Mais tarde, Thomas também bebeu da fonte dos grandes autores da Filosofia (área em que se formou durante um período de estudos na Inglaterra). Os filósofos contemporâneos, no entanto, não o interessam. “Não tenho lido. Os semiólogos franceses me cansaram. É muito subterfúgio. Mas ainda tenho carinho por [Roland] Barthes, [Susan] Sontag e [Jacques] Derrida. E nenhum pelos outros. Pode parecer estranho, mas odeio [Jacques] Lacan. Gosto mesmo é de [Friedrich] Hegel e [Immanuel] Kant.”

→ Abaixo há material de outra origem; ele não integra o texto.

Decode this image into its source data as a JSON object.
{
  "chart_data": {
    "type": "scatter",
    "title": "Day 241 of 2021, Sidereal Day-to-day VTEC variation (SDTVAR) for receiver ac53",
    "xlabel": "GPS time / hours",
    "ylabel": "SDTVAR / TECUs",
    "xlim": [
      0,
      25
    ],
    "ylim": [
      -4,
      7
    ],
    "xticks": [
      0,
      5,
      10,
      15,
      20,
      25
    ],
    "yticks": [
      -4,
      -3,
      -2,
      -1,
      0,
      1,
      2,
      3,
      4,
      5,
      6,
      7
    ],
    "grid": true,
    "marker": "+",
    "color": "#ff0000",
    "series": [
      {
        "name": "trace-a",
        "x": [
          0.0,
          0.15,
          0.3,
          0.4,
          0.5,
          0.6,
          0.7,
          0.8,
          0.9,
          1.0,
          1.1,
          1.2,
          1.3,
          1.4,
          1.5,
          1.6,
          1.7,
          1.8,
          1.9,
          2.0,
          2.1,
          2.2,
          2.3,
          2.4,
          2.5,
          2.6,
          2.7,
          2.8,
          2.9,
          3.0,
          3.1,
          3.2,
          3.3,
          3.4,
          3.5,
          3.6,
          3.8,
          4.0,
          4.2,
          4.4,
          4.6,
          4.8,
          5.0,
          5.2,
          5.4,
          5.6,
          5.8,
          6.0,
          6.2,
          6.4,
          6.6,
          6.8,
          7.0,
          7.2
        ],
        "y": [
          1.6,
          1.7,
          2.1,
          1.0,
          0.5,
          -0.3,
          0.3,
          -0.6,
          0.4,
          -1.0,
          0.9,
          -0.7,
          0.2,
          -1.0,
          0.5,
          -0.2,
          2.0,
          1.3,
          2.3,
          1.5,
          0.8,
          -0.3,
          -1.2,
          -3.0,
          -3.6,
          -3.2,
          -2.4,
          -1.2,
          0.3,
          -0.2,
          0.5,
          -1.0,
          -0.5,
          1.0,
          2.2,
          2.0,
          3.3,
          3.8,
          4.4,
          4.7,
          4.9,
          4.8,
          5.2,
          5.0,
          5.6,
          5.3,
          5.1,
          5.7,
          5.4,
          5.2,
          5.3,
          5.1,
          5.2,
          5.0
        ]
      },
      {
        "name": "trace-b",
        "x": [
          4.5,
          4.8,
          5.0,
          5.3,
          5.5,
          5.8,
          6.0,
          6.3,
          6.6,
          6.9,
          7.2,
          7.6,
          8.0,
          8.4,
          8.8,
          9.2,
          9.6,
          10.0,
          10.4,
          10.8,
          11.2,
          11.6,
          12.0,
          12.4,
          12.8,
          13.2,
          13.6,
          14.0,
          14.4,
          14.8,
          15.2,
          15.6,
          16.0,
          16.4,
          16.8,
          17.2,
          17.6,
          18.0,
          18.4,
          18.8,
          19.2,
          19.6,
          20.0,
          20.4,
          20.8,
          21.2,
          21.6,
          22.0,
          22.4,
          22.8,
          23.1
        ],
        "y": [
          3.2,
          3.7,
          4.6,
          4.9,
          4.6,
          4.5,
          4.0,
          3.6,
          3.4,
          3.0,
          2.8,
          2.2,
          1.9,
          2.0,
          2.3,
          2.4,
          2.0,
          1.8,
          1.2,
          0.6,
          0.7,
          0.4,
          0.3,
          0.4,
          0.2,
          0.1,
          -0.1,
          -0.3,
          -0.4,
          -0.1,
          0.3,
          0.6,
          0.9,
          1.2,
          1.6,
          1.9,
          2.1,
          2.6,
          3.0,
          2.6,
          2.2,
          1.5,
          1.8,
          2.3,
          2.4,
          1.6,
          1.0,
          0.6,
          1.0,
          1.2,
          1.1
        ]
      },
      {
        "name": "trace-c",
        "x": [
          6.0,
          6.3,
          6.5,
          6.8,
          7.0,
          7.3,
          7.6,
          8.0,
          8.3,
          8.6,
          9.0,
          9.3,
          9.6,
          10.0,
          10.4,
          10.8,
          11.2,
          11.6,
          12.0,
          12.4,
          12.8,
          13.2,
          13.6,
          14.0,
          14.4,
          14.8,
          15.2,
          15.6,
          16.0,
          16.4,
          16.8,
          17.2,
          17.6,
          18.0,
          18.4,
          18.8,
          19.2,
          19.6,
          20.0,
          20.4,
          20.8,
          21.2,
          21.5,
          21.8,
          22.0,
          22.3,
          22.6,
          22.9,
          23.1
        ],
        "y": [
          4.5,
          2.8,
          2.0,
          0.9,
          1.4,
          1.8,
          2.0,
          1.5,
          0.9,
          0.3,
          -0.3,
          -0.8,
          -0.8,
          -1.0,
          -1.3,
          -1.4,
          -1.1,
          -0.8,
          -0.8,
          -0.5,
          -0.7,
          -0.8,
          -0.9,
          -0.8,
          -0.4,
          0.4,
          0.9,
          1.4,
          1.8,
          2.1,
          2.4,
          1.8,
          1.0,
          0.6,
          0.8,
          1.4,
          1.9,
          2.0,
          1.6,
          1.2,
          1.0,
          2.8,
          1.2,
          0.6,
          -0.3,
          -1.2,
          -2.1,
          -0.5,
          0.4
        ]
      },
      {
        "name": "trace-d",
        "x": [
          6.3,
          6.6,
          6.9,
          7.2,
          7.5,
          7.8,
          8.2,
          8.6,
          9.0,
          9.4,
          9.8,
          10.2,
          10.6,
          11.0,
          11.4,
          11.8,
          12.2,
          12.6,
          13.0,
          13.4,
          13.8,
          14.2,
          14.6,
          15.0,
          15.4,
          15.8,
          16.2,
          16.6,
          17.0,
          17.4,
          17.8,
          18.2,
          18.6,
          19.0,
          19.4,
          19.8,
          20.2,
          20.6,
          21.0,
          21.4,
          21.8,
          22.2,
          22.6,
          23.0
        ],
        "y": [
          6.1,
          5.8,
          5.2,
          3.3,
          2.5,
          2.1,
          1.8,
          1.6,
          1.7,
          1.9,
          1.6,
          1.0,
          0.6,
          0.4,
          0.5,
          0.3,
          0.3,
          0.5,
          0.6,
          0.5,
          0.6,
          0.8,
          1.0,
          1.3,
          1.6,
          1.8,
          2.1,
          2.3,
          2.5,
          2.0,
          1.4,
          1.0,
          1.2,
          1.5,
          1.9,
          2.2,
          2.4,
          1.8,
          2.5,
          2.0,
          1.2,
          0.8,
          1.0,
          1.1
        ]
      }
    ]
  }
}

Outra referência marcante na trajetória do diretor é a contracultura dos anos 1960. Entre seus autores prediletos estão os americanos Abbie Hoffman e Jerry Rubin, que Thomas conheceu pessoalmente na casa de Jerelle Kraus, editora de arte do The New York Times — onde trabalhou como ilustrador da página de opinião “Op-Ed” a partir do final da década de 1970. Paralelamente, ele ministrava workshops no La MaMa Experimental Theater, o icônico teatro off-Broadway pelo qual passaram figuras como o ator Al Pacino, o dramaturgo Sam Shepard, o diretor Robert Wilson e o compositor Philip Glass (seu futuro parceiro).
Foi no La MaMa que Thomas realizou suas primeiras adaptações das peças de seu maior “guru”: Samuel Beckett, o gênio irlandês do teatro do absurdo. Essa admiração virou amizade, e durante dois anos a dupla trocou correspondências até se conhecer pessoalmente, na Paris dos anos 1980. “Beckett não me indicava livros. Falávamos de montagens, dos amigos em comum, de ideias cênicas, da música de Schubert. Mas confesso que descobri Jean-François Lyotard (filósofo francês) a partir das conversas com ele”, diz.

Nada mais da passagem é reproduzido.